We have to keep the trust fund healthy in order to continue to pay premiums when we have these horrible events like pandemics, recessions, etc. Whenever those events happens, and it seems like they happen every ten years these days, people depend on the trust fund of unemployment premiums that have been paid by employers. It’s 100% employer paid.”
MG: Do you have any sense of how this bill might change in the House, assuming it passes?
KK: Well it better pass because if it doesn’t, unemployment taxes for employers are going to increase April 1st of this year, in some cases by 500-600%. It will put people out of work and it will put businesses out of business. This is urgent business that needs to be attended to.

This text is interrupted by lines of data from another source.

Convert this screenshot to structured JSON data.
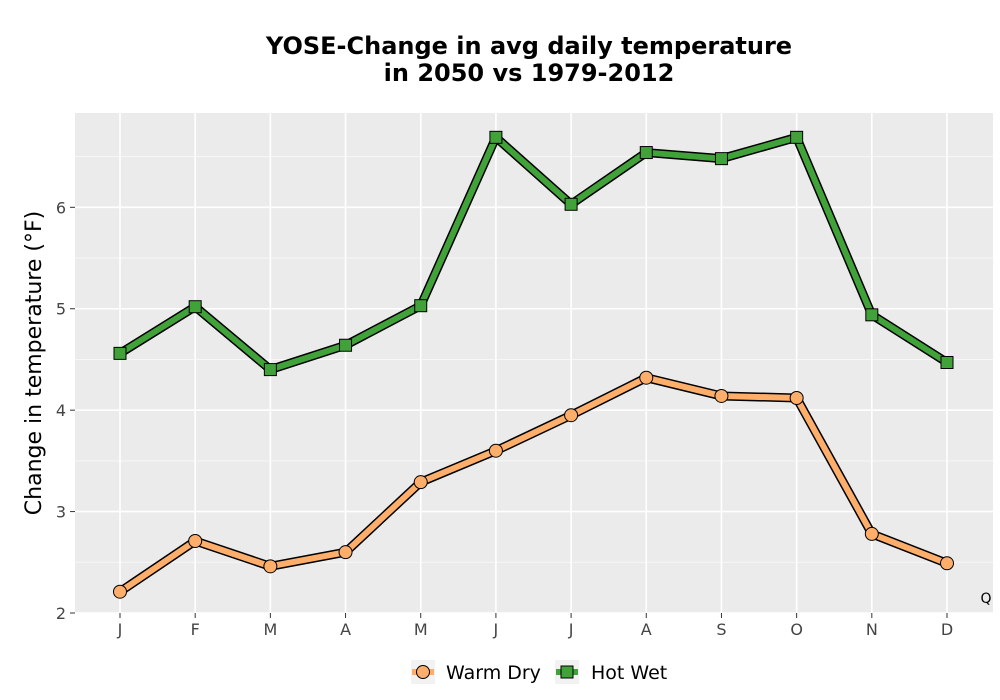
{
  "chart_data": {
    "type": "line",
    "title": [
      "YOSE-Change in avg daily temperature",
      "in 2050 vs 1979-2012"
    ],
    "xlabel": "",
    "ylabel": "Change in temperature (°F)",
    "categories": [
      "J",
      "F",
      "M",
      "A",
      "M",
      "J",
      "J",
      "A",
      "S",
      "O",
      "N",
      "D"
    ],
    "ylim": [
      2,
      6.93
    ],
    "yticks": [
      2,
      3,
      4,
      5,
      6
    ],
    "grid": true,
    "legend_position": "bottom",
    "series": [
      {
        "name": "Warm Dry",
        "marker": "circle",
        "color": "#fdae6b",
        "values": [
          2.21,
          2.71,
          2.46,
          2.6,
          3.29,
          3.6,
          3.95,
          4.32,
          4.14,
          4.12,
          2.78,
          2.49
        ]
      },
      {
        "name": "Hot Wet",
        "marker": "square",
        "color": "#41a23a",
        "values": [
          4.56,
          5.02,
          4.4,
          4.64,
          5.03,
          6.69,
          6.03,
          6.54,
          6.48,
          6.69,
          4.94,
          4.47
        ]
      }
    ],
    "corner_label": "Q"
  }
}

I cannot predict what will happen in the House, but I have been working with members of the House Labor Committee. I’ve also been working with both the labor community and the business community, and the governor’s office. It’s a heavy lift but it’s urgently needed.

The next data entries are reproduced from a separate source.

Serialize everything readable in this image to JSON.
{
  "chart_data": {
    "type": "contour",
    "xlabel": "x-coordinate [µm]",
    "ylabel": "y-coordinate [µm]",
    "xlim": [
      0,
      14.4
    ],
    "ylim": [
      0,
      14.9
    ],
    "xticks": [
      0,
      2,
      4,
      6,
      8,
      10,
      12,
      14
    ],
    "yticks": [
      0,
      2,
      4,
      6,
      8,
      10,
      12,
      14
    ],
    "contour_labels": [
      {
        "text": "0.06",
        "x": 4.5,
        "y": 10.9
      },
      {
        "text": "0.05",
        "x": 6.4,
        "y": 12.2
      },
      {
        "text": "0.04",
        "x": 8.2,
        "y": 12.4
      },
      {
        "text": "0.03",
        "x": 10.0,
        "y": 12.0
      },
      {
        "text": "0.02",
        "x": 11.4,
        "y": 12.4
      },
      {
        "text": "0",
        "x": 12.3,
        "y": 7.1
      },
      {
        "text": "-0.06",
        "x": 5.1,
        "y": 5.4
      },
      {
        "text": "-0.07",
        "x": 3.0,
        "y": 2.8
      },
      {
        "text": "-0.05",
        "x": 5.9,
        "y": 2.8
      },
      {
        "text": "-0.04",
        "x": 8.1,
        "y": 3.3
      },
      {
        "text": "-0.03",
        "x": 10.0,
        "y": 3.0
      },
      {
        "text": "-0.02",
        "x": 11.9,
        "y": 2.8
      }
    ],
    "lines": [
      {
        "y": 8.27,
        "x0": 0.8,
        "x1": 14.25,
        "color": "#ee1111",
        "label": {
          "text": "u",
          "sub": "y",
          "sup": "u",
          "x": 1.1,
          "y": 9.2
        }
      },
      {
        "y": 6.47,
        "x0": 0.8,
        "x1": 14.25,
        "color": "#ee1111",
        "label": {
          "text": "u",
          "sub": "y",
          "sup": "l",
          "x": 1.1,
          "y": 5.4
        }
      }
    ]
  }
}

MG: Any parting words on this bill before it hits the floor today?
KK: This bill will set aside and smooth unemployment taxes for employers to the tune of about $1.2 billion. In terms of the minimum benefit, that will help mostly people earning somewhere between $20,000 and $27,000 annually in wages. This really helps some of the lowest wage workers in our system and it will serve as an economic stimulus.
One of the best ways to stabilize and stimulate the economy is with unemployment benefits, because people spend it. They don’t put it in savings accounts because they have to spend it to pay the rent. So it’s vitally important to both people’s lives and the economy.”
This interview has been edited for clarity and length.